Shown in surveys to be the public's biggest source of complaints about noise pollution, owners of souped-up two-wheelers have so far enjoyed a loophole in the law that routinely leaves their din unpunished.

However under the new initiative unveiled by Ecology Minister Roselyne Bachelot, police will be empowered from the end of the year to confiscate and destroy the bikes -- normally low-powered mopeds and scooters with so-called "competition" exhausts.

Enforcement will be aided by the fact that from next year owners of motorbikes with a capacity of under 50 cc will be required to register them for the first time.

According to Yves Contassot, Green party deputy mayor of Paris, a single unsilencered scooter crossing the capital can wake as many as 200,000 people.
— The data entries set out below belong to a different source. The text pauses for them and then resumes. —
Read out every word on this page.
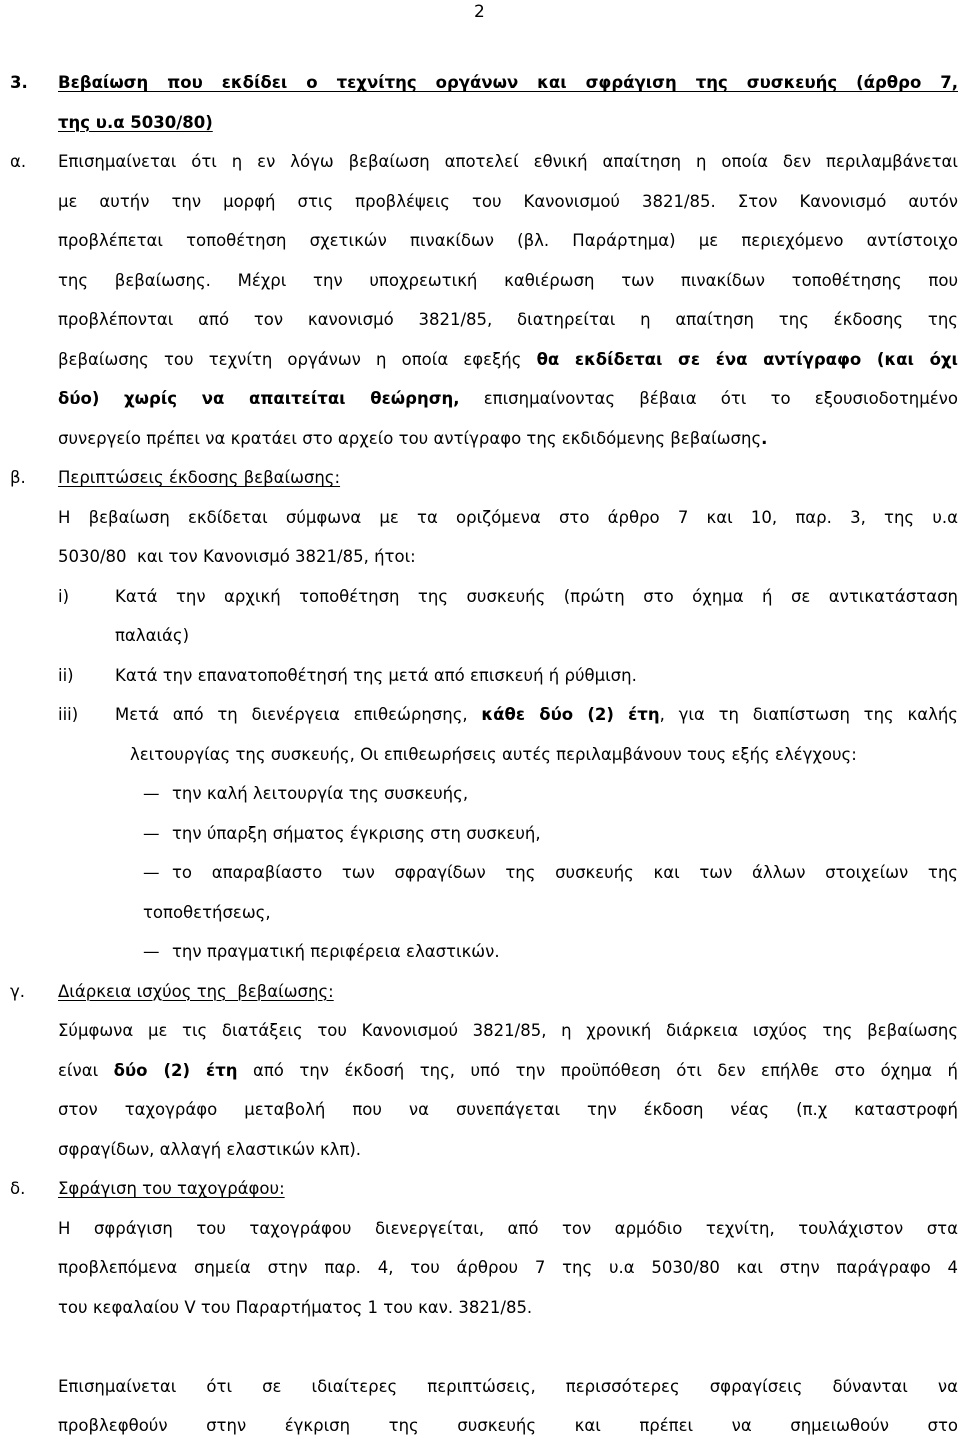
2
3. Βεβαίωση που εκδίδει ο τεχνίτης οργάνων και σφράγιση της συσκευής (άρθρο 7,
της υ.α 5030/80)
α. Επισημαίνεται ότι η εν λόγω βεβαίωση αποτελεί εθνική απαίτηση η οποία δεν περιλαμβάνεται
με αυτήν την μορφή στις προβλέψεις του Κανονισμού 3821/85. Στον Κανονισμό αυτόν
προβλέπεται τοποθέτηση σχετικών πινακίδων (βλ. Παράρτημα) με περιεχόμενο αντίστοιχο
της βεβαίωσης. Μέχρι την υποχρεωτική καθιέρωση των πινακίδων τοποθέτησης που
προβλέπονται από τον κανονισμό 3821/85, διατηρείται η απαίτηση της έκδοσης της
βεβαίωσης του τεχνίτη οργάνων η οποία εφεξής θα εκδίδεται σε ένα αντίγραφο (και όχι
δύο) χωρίς να απαιτείται θεώρηση, επισημαίνοντας βέβαια ότι το εξουσιοδοτημένο
συνεργείο πρέπει να κρατάει στο αρχείο του αντίγραφο της εκδιδόμενης βεβαίωσης.
β. Περιπτώσεις έκδοσης βεβαίωσης:
Η βεβαίωση εκδίδεται σύμφωνα με τα οριζόμενα στο άρθρο 7 και 10, παρ. 3, της υ.α
5030/80  και τον Κανονισμό 3821/85, ήτοι:
i)	Κατά την αρχική τοποθέτηση της συσκευής (πρώτη στο όχημα ή σε αντικατάσταση
παλαιάς)
ii)	Κατά την επανατοποθέτησή της μετά από επισκευή ή ρύθμιση.
iii) Μετά από τη διενέργεια επιθεώρησης, κάθε δύο (2) έτη, για τη διαπίστωση της καλής
λειτουργίας της συσκευής, Οι επιθεωρήσεις αυτές περιλαμβάνουν τους εξής ελέγχους:
— την καλή λειτουργία της συσκευής,
— την ύπαρξη σήματος έγκρισης στη συσκευή,
— το απαραβίαστο των σφραγίδων της συσκευής και των άλλων στοιχείων της
τοποθετήσεως,
— την πραγματική περιφέρεια ελαστικών.
γ. Διάρκεια ισχύος της  βεβαίωσης:
Σύμφωνα με τις διατάξεις του Κανονισμού 3821/85, η χρονική διάρκεια ισχύος της βεβαίωσης
είναι δύο (2) έτη από την έκδοσή της, υπό την προϋπόθεση ότι δεν επήλθε στο όχημα ή
στον ταχογράφο μεταβολή που να συνεπάγεται την έκδοση νέας (π.χ καταστροφή
σφραγίδων, αλλαγή ελαστικών κλπ).
δ. Σφράγιση του ταχογράφου:
Η σφράγιση του ταχογράφου διενεργείται, από τον αρμόδιο τεχνίτη, τουλάχιστον στα
προβλεπόμενα σημεία στην παρ. 4, του άρθρου 7 της υ.α 5030/80 και στην παράγραφο 4
του κεφαλαίου V του Παραρτήματος 1 του καν. 3821/85.
Επισημαίνεται ότι σε ιδιαίτερες περιπτώσεις, περισσότερες σφραγίσεις δύνανται να
προβλεφθούν στην έγκριση της συσκευής και πρέπει να σημειωθούν στο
Among the other measures announced Monday are a new airline-financed tax to insulate homes near airports, and investment in sound barriers and double-glazing near railway junctions and busy thoroughfares.

Local magistrates will be urged to take more seriously a growing number of complaints about noisy neighbours, and a campaign will be launched to cut the high-pitched din in school canteens, gyms, swimming pools and recreation areas -- said by psychologists to cause stress and fatigue in children.